Anyway, gunna leave it there, as prog 435 is one of those "jumping on point" progs with all-new stories, including Robo-Hunter and Nemesis Book 5! Zarjaz.

MumboJimbo

Quote from: sheridan on 17 June, 2019, 05:28:53 PM


QuoteNemesis Book 3 is not classic Nemesis (the next book certainly is though, which I'll be covering in the next instalment).

Seeing as this is my favourite book of Nemesis (against some absurdly strong competition) I'd be interested to read your reasoning behind that!

It's been a year now since I last read it, but I think the whole Chira plot got a bit swamped at the end by the whole giant siege monsters stuff. It's still top notch though - it's Nemesis after all  :D

MumboJimbo

Quote from: glassstanley on 17 June, 2019, 07:35:25 PM
He drew Sky Chariots first, then went back to draw the earlier stories.

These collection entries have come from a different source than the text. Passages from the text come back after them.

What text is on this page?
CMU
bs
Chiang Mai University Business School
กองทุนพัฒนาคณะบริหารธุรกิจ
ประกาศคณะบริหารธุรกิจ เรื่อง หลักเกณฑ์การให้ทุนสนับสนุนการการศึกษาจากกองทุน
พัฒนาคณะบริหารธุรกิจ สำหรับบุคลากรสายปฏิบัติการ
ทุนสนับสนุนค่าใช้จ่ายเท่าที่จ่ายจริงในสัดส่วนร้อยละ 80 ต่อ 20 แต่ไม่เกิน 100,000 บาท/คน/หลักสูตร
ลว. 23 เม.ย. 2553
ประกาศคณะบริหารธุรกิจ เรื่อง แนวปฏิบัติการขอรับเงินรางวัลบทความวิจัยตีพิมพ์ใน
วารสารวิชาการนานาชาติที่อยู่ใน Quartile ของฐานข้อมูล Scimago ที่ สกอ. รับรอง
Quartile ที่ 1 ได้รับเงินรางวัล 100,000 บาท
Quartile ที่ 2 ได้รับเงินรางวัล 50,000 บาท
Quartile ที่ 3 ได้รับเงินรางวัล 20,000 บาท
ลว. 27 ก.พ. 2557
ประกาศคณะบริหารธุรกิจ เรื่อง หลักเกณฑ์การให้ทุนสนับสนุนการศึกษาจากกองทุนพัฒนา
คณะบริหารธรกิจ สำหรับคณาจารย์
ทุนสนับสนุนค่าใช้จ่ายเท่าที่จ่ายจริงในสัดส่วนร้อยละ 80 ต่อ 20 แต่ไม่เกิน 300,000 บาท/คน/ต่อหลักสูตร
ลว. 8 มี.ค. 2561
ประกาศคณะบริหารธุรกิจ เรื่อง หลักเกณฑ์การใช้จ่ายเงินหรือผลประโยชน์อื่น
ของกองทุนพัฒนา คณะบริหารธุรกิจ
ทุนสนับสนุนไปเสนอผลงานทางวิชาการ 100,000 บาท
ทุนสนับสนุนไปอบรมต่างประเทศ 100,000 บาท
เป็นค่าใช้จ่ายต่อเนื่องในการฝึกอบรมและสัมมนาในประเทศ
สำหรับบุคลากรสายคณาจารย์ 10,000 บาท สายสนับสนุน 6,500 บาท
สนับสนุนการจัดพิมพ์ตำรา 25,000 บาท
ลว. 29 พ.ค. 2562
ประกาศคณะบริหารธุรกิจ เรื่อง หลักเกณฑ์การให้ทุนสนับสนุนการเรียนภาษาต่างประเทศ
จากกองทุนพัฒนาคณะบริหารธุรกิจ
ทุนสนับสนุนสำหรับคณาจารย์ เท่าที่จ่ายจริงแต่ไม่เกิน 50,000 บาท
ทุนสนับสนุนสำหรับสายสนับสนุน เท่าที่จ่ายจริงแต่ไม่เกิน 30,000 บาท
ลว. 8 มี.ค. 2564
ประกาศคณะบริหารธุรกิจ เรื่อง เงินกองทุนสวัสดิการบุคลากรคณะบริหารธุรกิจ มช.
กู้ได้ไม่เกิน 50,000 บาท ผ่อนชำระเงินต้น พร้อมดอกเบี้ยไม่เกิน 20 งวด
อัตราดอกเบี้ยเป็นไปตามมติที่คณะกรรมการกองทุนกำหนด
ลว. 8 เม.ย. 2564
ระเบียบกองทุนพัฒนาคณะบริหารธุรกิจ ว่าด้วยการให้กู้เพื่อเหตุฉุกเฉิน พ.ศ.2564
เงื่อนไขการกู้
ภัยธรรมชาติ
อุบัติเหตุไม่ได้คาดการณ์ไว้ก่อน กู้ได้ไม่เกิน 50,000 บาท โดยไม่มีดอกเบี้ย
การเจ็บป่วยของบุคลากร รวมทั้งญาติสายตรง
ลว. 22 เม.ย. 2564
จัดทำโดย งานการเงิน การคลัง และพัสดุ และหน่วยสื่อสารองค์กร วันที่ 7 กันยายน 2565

Interesting! I haven't done much background reading into a lot of this, so a lot of it is my extrapolation of what I think must've been going on behind the scenes. I must get around to Thrill Power Unleashed at some point...

broodblik

I was first introduced to the world of Nemesis when Bryan Talbot was on art duty thus my reason why I preferred the later books of Nemesis to the early work of O'Neil (his work is still awesome). For me Talbot is the de facto Nemesis artist. I also felt reading the early books afterwards that Book 3 just did not feel as strong.

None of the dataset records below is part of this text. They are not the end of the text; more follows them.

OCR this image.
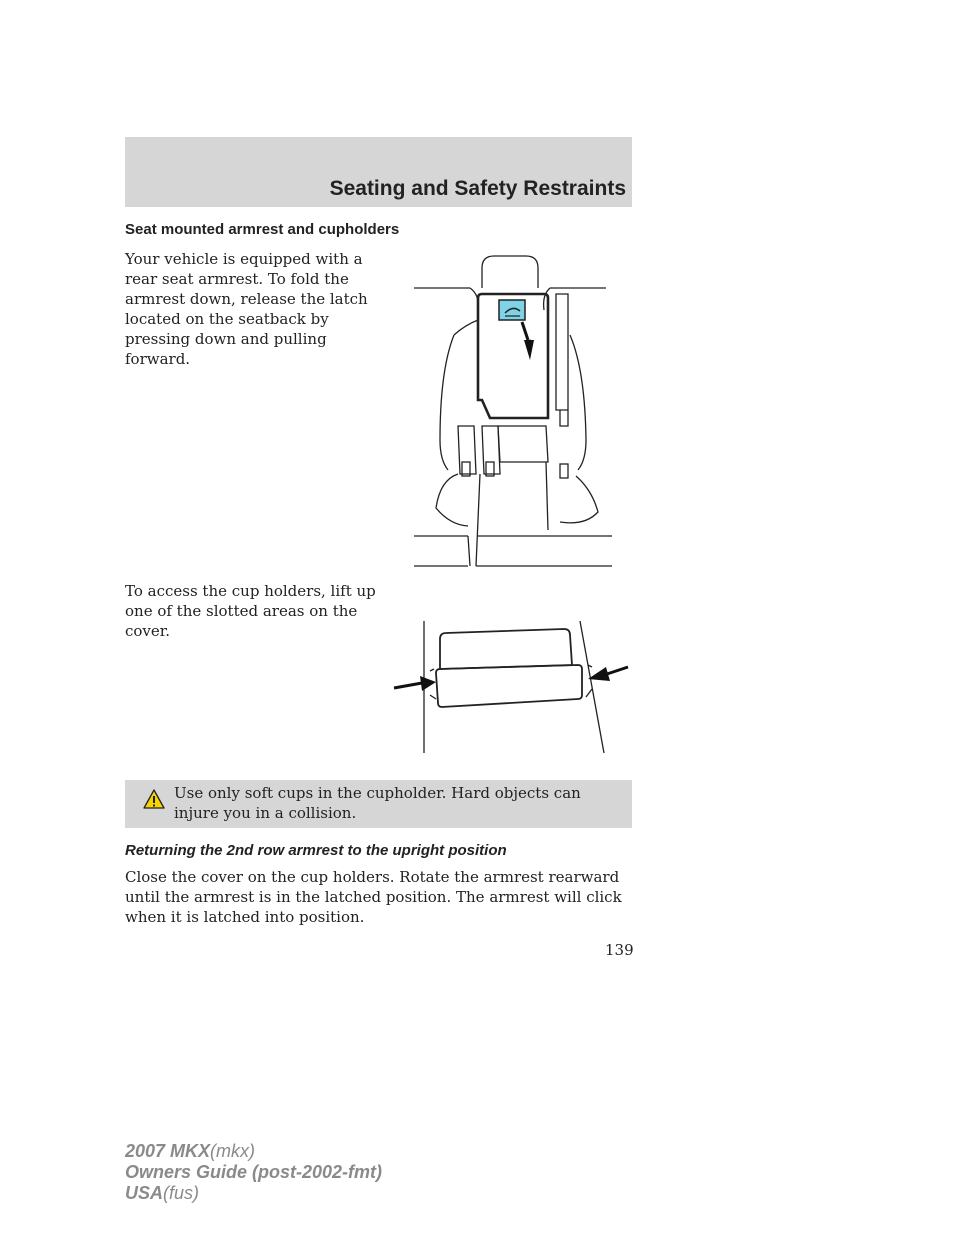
Seating and Safety Restraints
Seat mounted armrest and cupholders
Your vehicle is equipped with a rear seat armrest. To fold the armrest down, release the latch located on the seatback by pressing down and pulling forward.
To access the cup holders, lift up one of the slotted areas on the cover.
Use only soft cups in the cupholder. Hard objects can injure you in a collision.
Returning the 2nd row armrest to the upright position
Close the cover on the cup holders. Rotate the armrest rearward until the armrest is in the latched position. The armrest will click when it is latched into position.
139
2007 MKX(mkx)
Owners Guide (post-2002-fmt)
USA(fus)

Lettering is one of those things I never really appreciated until I start reading this blog and start releasing that it is an art on its own. A strip can be nullified by bad lettering. 
When I die, I want to die like my grandfather who died peacefully in his sleep. Not screaming like all the passengers in his car.

Old age is the Lord's way of telling us to step aside for something new. Death's in case we didn't take the hint.